Europa più forte
Salvini più debole

Domenica la Lega terrà le sue elezioni primarie per la carica di segretario del partito. Solo il Carroccio, oltre al Pd, ha adottato questo sistema democratico per decidere chi deve prendere il timone. Il candidato favorito è naturalmente il segretario federale uscente Matteo Salvini che deve però vedersela con un avversario agguerrito, l’assessore regionale Gianni Fava. Per quanto la sua vittoria sia nell’ordine delle cose prevedibili, Salvini si presenta al giudizio del suo «popolo» abbastanza indebolito. Se all’inizio dell’anno il vento a lui favorevole sembrava impetuoso, con la vittoria di Donald Trump negli Stati Uniti, la Brexit e l’incombente avvento di Marine Le Pen in Francia che avrebbe segnato la disgregazione dell’Unione europea, gli ultimi mesi hanno provveduto a rallentarlo, se non proprio a fermarlo. Ci hanno pensato le elezioni austriache e olandesi prima e soprattutto la schiacciante vittoria di Emmanuel Macron in Francia. Il Front National, benché giunto baldanzoso al ballottaggio è stato sconfitto e ora la sua leader pensa addirittura di cambiare nome e identità al movimento mentre emergono i primi, inevitabili contrasti. Chi non condivideva quella linea politica si è subito fatto sentire con Salvini: «Caro Matteo, come vedi non vale la pena di sostenere certe teorie, così si finisce solo per perdere», ha immediatamente dichiarato Silvio Berlusconi che non ha mai tradito la propria adesione al partito popolare europeo e ha manifestato addirittura stima e simpatia per Macron.

A fare quasi da eco alle parole di Berlusconi, si è fatto sentire anche il governatore della Lombardia Roberto Maroni che non è stato meno tranchant: «Il lepenismo è finito, bisogna prenderne atto», una specie di de profundis per la linea sovranista-populista di Salvini o quantomeno l’invito pressante a cambiare rotta prima di finire nell’angolo. Come Maroni sicuramente la pensa il suo collega veneto Zaia, non a caso qualche tempo fa indicato da Berlusconi come un leader convincente e un interlocutore ideale.

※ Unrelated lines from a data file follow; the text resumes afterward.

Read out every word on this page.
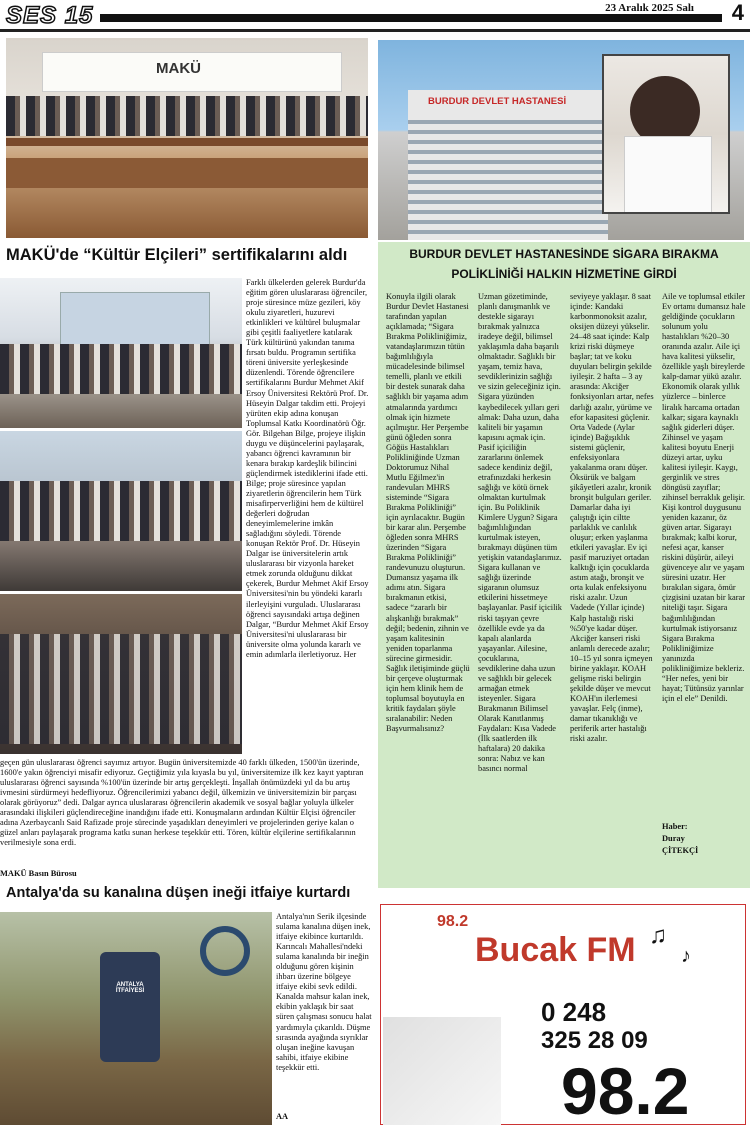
SES 15	23 Aralık 2025 Salı 4
MAKÜ
MAKÜ'de “Kültür Elçileri” sertifikalarını aldı
Farklı ülkelerden gelerek Burdur'da eğitim gören uluslararası öğrenciler, proje süresince müze gezileri, köy okulu ziyaretleri, huzurevi etkinlikleri ve kültürel buluşmalar gibi çeşitli faaliyetlere katılarak Türk kültürünü yakından tanıma fırsatı buldu. Programın sertifika töreni üniversite yerleşkesinde düzenlendi. Törende öğrencilere sertifikalarını Burdur Mehmet Akif Ersoy Üniversitesi Rektörü Prof. Dr. Hüseyin Dalgar takdim etti. Projeyi yürüten ekip adına konuşan Toplumsal Katkı Koordinatörü Öğr. Gör. Bilgehan Bilge, projeye ilişkin duygu ve düşüncelerini paylaşarak, yabancı öğrenci kavramının bir kenara bırakıp kardeşlik bilincini güçlendirmek istediklerini ifade etti. Bilge; proje süresince yapılan ziyaretlerin öğrencilerin hem Türk misafirperverliğini hem de kültürel değerleri doğrudan deneyimlemelerine imkân sağladığını söyledi. Törende konuşan Rektör Prof. Dr. Hüseyin Dalgar ise üniversitelerin artık uluslararası bir vizyonla hareket etmek zorunda olduğunu dikkat çekerek, Burdur Mehmet Akif Ersoy Üniversitesi'nin bu yöndeki kararlı ilerleyişini vurguladı. Uluslararası öğrenci sayısındaki artışa değinen Dalgar, “Burdur Mehmet Akif Ersoy Üniversitesi'ni uluslararası bir üniversite olma yolunda kararlı ve emin adımlarla ilerletiyoruz. Her
geçen gün uluslararası öğrenci sayımız artıyor. Bugün üniversitemizde 40 farklı ülkeden, 1500'ün üzerinde, 1600'e yakın öğrenciyi misafir ediyoruz. Geçtiğimiz yıla kıyasla bu yıl, üniversitemize ilk kez kayıt yaptıran uluslararası öğrenci sayısında %100'ün üzerinde bir artış gerçekleşti. İnşallah önümüzdeki yıl da bu artış ivmesini sürdürmeyi hedefliyoruz. Öğrencilerimizi yabancı değil, ülkemizin ve üniversitemizin bir parçası olarak görüyoruz” dedi. Dalgar ayrıca uluslararası öğrencilerin akademik ve sosyal bağlar yoluyla ülkeler arasındaki ilişkileri güçlendireceğine inandığını ifade etti. Konuşmaların ardından Kültür Elçisi öğrenciler adına Azerbaycanlı Said Rafizade proje sürecinde yaşadıkları deneyimleri ve projelerinden geriye kalan o güzel anları paylaşarak programa katkı sunan herkese teşekkür etti. Tören, kültür elçilerine sertifikalarının verilmesiyle sona erdi.
MAKÜ Basın Bürosu
BURDUR DEVLET HASTANESİ
BURDUR DEVLET HASTANESİNDE SİGARA BIRAKMA
POLİKLİNİĞİ HALKIN HİZMETİNE GİRDİ
Konuyla ilgili olarak Burdur Devlet Hastanesi tarafından yapılan açıklamada; “Sigara Bırakma Polikliniğimiz, vatandaşlarımızın tütün bağımlılığıyla mücadelesinde bilimsel temelli, planlı ve etkili bir destek sunarak daha sağlıklı bir yaşama adım atmalarında yardımcı olmak için hizmete açılmıştır. Her Perşembe günü öğleden sonra Göğüs Hastalıkları Polikliniğinde Uzman Doktorumuz Nihal Mutlu Eğilmez'in randevuları MHRS sisteminde “Sigara Bırakma Polikliniği” için ayrılacaktır. Bugün bir karar alın. Perşembe öğleden sonra MHRS üzerinden “Sigara Bırakma Polikliniği” randevunuzu oluşturun. Dumansız yaşama ilk adımı atın. Sigara bırakmanın etkisi, sadece “zararlı bir alışkanlığı bırakmak” değil; bedenin, zihnin ve yaşam kalitesinin yeniden toparlanma sürecine girmesidir. Sağlık iletişiminde güçlü bir çerçeve oluşturmak için hem klinik hem de toplumsal boyutuyla en kritik faydaları şöyle sıralanabilir: Neden Başvurmalısınız?
Uzman gözetiminde, planlı danışmanlık ve destekle sigarayı bırakmak yalnızca iradeye değil, bilimsel yaklaşımla daha başarılı olmaktadır. Sağlıklı bir yaşam, temiz hava, sevdiklerinizin sağlığı ve sizin geleceğiniz için. Sigara yüzünden kaybedilecek yılları geri almak: Daha uzun, daha kaliteli bir yaşamın kapısını açmak için. Pasif içiciliğin zararlarını önlemek sadece kendiniz değil, etrafınızdaki herkesin sağlığı ve kötü örnek olmaktan kurtulmak için. Bu Poliklinik Kimlere Uygun? Sigara bağımlılığından kurtulmak isteyen, bırakmayı düşünen tüm yetişkin vatandaşlarımız. Sigara kullanan ve sağlığı üzerinde sigaranın olumsuz etkilerini hissetmeye başlayanlar. Pasif içicilik riski taşıyan çevre özellikle evde ya da kapalı alanlarda yaşayanlar. Ailesine, çocuklarına, sevdiklerine daha uzun ve sağlıklı bir gelecek armağan etmek isteyenler. Sigara Bırakmanın Bilimsel Olarak Kanıtlanmış Faydaları: Kısa Vadede (İlk saatlerden ilk haftalara) 20 dakika sonra: Nabız ve kan basıncı normal
seviyeye yaklaşır. 8 saat içinde: Kandaki karbonmonoksit azalır, oksijen düzeyi yükselir. 24–48 saat içinde: Kalp krizi riski düşmeye başlar; tat ve koku duyuları belirgin şekilde iyileşir. 2 hafta – 3 ay arasında: Akciğer fonksiyonları artar, nefes darlığı azalır, yürüme ve efor kapasitesi güçlenir. Orta Vadede (Aylar içinde) Bağışıklık sistemi güçlenir, enfeksiyonlara yakalanma oranı düşer. Öksürük ve balgam şikâyetleri azalır, kronik bronşit bulguları geriler. Damarlar daha iyi çalıştığı için ciltte parlaklık ve canlılık oluşur; erken yaşlanma etkileri yavaşlar. Ev içi pasif maruziyet ortadan kalktığı için çocuklarda astım atağı, bronşit ve orta kulak enfeksiyonu riski azalır. Uzun Vadede (Yıllar içinde) Kalp hastalığı riski %50'ye kadar düşer. Akciğer kanseri riski anlamlı derecede azalır; 10–15 yıl sonra içmeyen birine yaklaşır. KOAH gelişme riski belirgin şekilde düşer ve mevcut KOAH'ın ilerlemesi yavaşlar. Felç (inme), damar tıkanıklığı ve periferik arter hastalığı riski azalır.
Aile ve toplumsal etkiler Ev ortamı dumansız hale geldiğinde çocukların solunum yolu hastalıkları %20–30 oranında azalır. Aile içi hava kalitesi yükselir, özellikle yaşlı bireylerde kalp-damar yükü azalır. Ekonomik olarak yıllık yüzlerce – binlerce liralık harcama ortadan kalkar; sigara kaynaklı sağlık giderleri düşer. Zihinsel ve yaşam kalitesi boyutu Enerji düzeyi artar, uyku kalitesi iyileşir. Kaygı, gerginlik ve stres döngüsü zayıflar; zihinsel berraklık gelişir. Kişi kontrol duygusunu yeniden kazanır, öz güven artar. Sigarayı bırakmak; kalbi korur, nefesi açar, kanser riskini düşürür, aileyi güvenceye alır ve yaşam süresini uzatır. Her bırakılan sigara, ömür çizgisini uzatan bir karar niteliği taşır. Sigara bağımlılığından kurtulmak istiyorsanız Sigara Bırakma Polikliniğimize yanınızda polikliniğimize bekleriz. “Her nefes, yeni bir hayat; Tütünsüz yarınlar için el ele” Denildi.
Haber:
Duray
ÇİTEKÇİ
Antalya'da su kanalına düşen ineği itfaiye kurtardı
ANTALYA İTFAİYESİ
Antalya'nın Serik ilçesinde sulama kanalına düşen inek, itfaiye ekibince kurtarıldı. Karıncalı Mahallesi'ndeki sulama kanalında bir ineğin olduğunu gören kişinin ihbarı üzerine bölgeye itfaiye ekibi sevk edildi. Kanalda mahsur kalan inek, ekibin yaklaşık bir saat süren çalışması sonucu halat yardımıyla çıkarıldı. Düşme sırasında ayağında sıyrıklar oluşan ineğine kavuşan sahibi, itfaiye ekibine teşekkür etti.
AA
98.2
Bucak FM ♫
♪
0 248
325 28 09
98.2
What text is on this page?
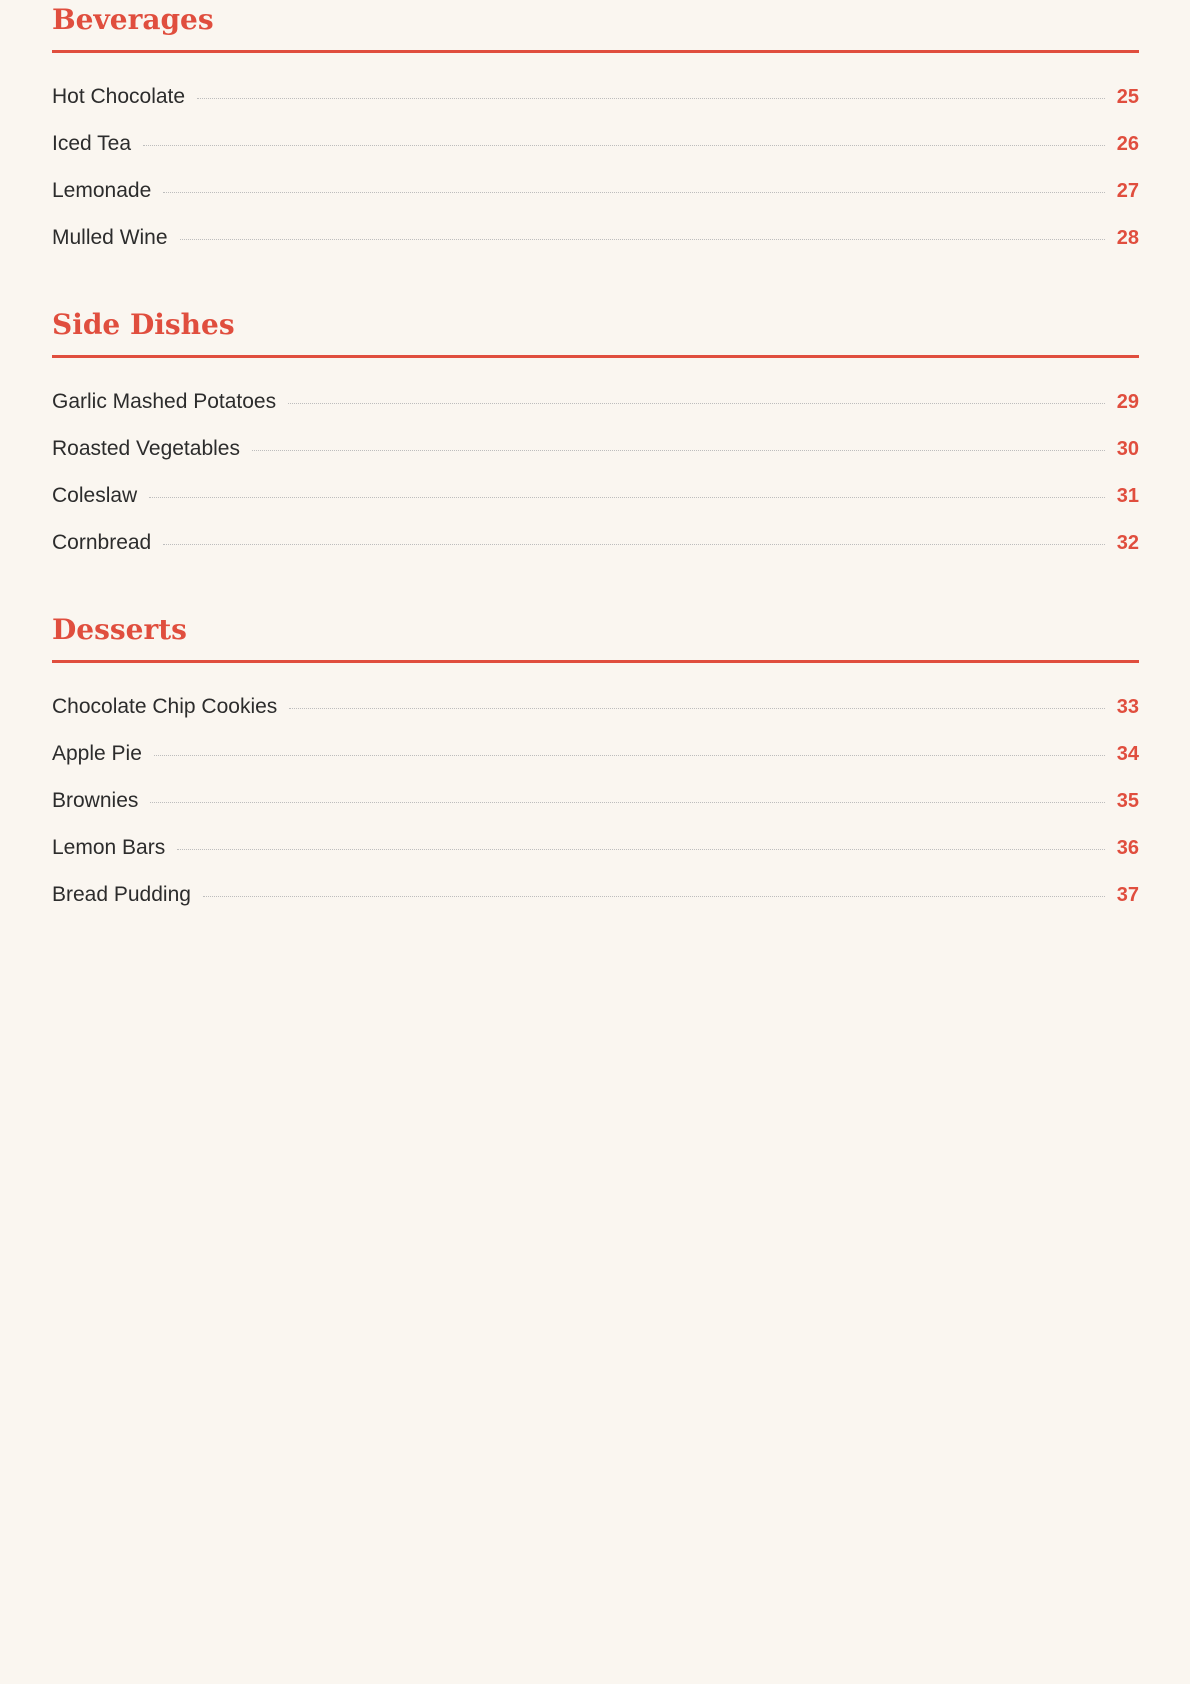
Beverages
Hot Chocolate	25
Iced Tea	26
Lemonade	27
Mulled Wine	28
Side Dishes
Garlic Mashed Potatoes	29
Roasted Vegetables	30
Coleslaw	31
Cornbread	32
Desserts
Chocolate Chip Cookies	33
Apple Pie	34
Brownies	35
Lemon Bars	36
Bread Pudding	37
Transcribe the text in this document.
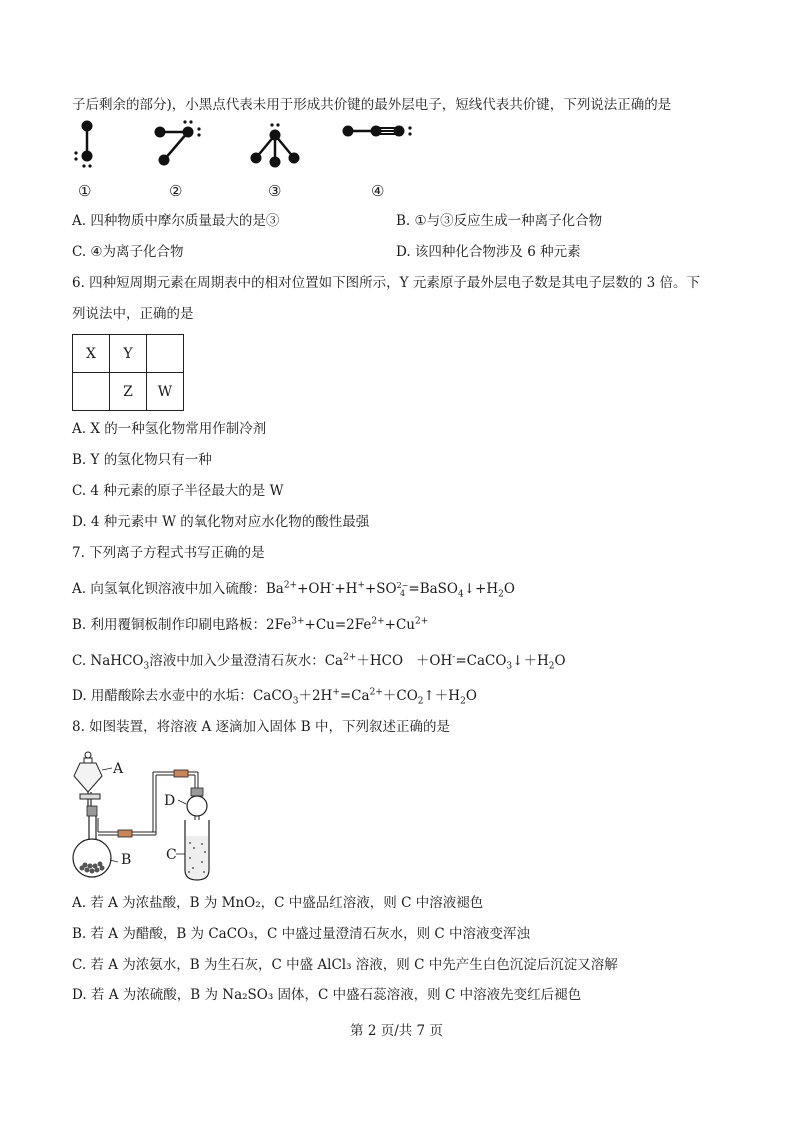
子后剩余的部分)，小黑点代表未用于形成共价键的最外层电子，短线代表共价键，下列说法正确的是
①	②	③	④
A. 四种物质中摩尔质量最大的是③	B. ①与③反应生成一种离子化合物
C. ④为离子化合物	D. 该四种化合物涉及 6 种元素
6. 四种短周期元素在周期表中的相对位置如下图所示，Y 元素原子最外层电子数是其电子层数的 3 倍。下
列说法中，正确的是
X	Y	
	Z	W
A. X 的一种氢化物常用作制冷剂
B. Y 的氢化物只有一种
C. 4 种元素的原子半径最大的是 W
D. 4 种元素中 W 的氧化物对应水化物的酸性最强
7. 下列离子方程式书写正确的是
A. 向氢氧化钡溶液中加入硫酸：$Ba^{2+}+OH^-+H^++SO2-$
$4 =BaSO_4↓+H_2O$
B. 利用覆铜板制作印刷电路板：$2Fe^{3+}+Cu=2Fe^{2+}+Cu^{2+}$
C. NaHCO$_3$溶液中加入少量澄清石灰水：$Ca^{2+}+HCO$   $+OH^-=CaCO_3↓+H_2O$
D. 用醋酸除去水壶中的水垢：$CaCO_3+2H^+=Ca^{2+}+CO_2↑+H_2O$
8. 如图装置，将溶液 A 逐滴加入固体 B 中，下列叙述正确的是
A
B C
D
A. 若 A 为浓盐酸，B 为 MnO₂，C 中盛品红溶液，则 C 中溶液褪色
B. 若 A 为醋酸，B 为 CaCO₃，C 中盛过量澄清石灰水，则 C 中溶液变浑浊
C. 若 A 为浓氨水，B 为生石灰，C 中盛 AlCl₃ 溶液，则 C 中先产生白色沉淀后沉淀又溶解
D. 若 A 为浓硫酸，B 为 Na₂SO₃ 固体，C 中盛石蕊溶液，则 C 中溶液先变红后褪色
第 2 页/共 7 页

Ce n’è abbastanza per supporre che intorno alla segreteria di Salvini si stia stringendo un cerchio che potrebbe finalmente dare soddisfazione a Umberto Bossi, il patriarca che non ha mai nascosto la propria ostilità al calvinismo – da ultimo anche sul progetto, rivelatosi irrealizzabile, di sfondare al Sud – e che ha ricevuto per questo un trattamento quasi sprezzante. Come del resto sprezzante è stato Salvini nei confronti di Berlusconi, più volte descritto come un vecchio arnese pronto all’inciucio con Renzi e con quelli che il segretario leghista considera come una specie di compagnia della Buona Morte: Cicchitto, Alfano, Verdini, Casini, ecc. Salvini vuole legittimamente il posto di leader della coalizione e non lo nasconde: il suo problema però è che adesso la linea che propugna è più debole.

La Lega insomma sta per essere sospinta verso un diverso approdo. Vedremo se Salvini ne prenderà atto o se invece manterrà le proprie posizioni, magari imponendole con la forza del consenso. Questo esito naturalmente avrà conseguenze sul futuro del centrodestra oltre che, in questa misura, sulla trattativa per la legge elettorale e, di seguito, sul futuro risultato delle urne.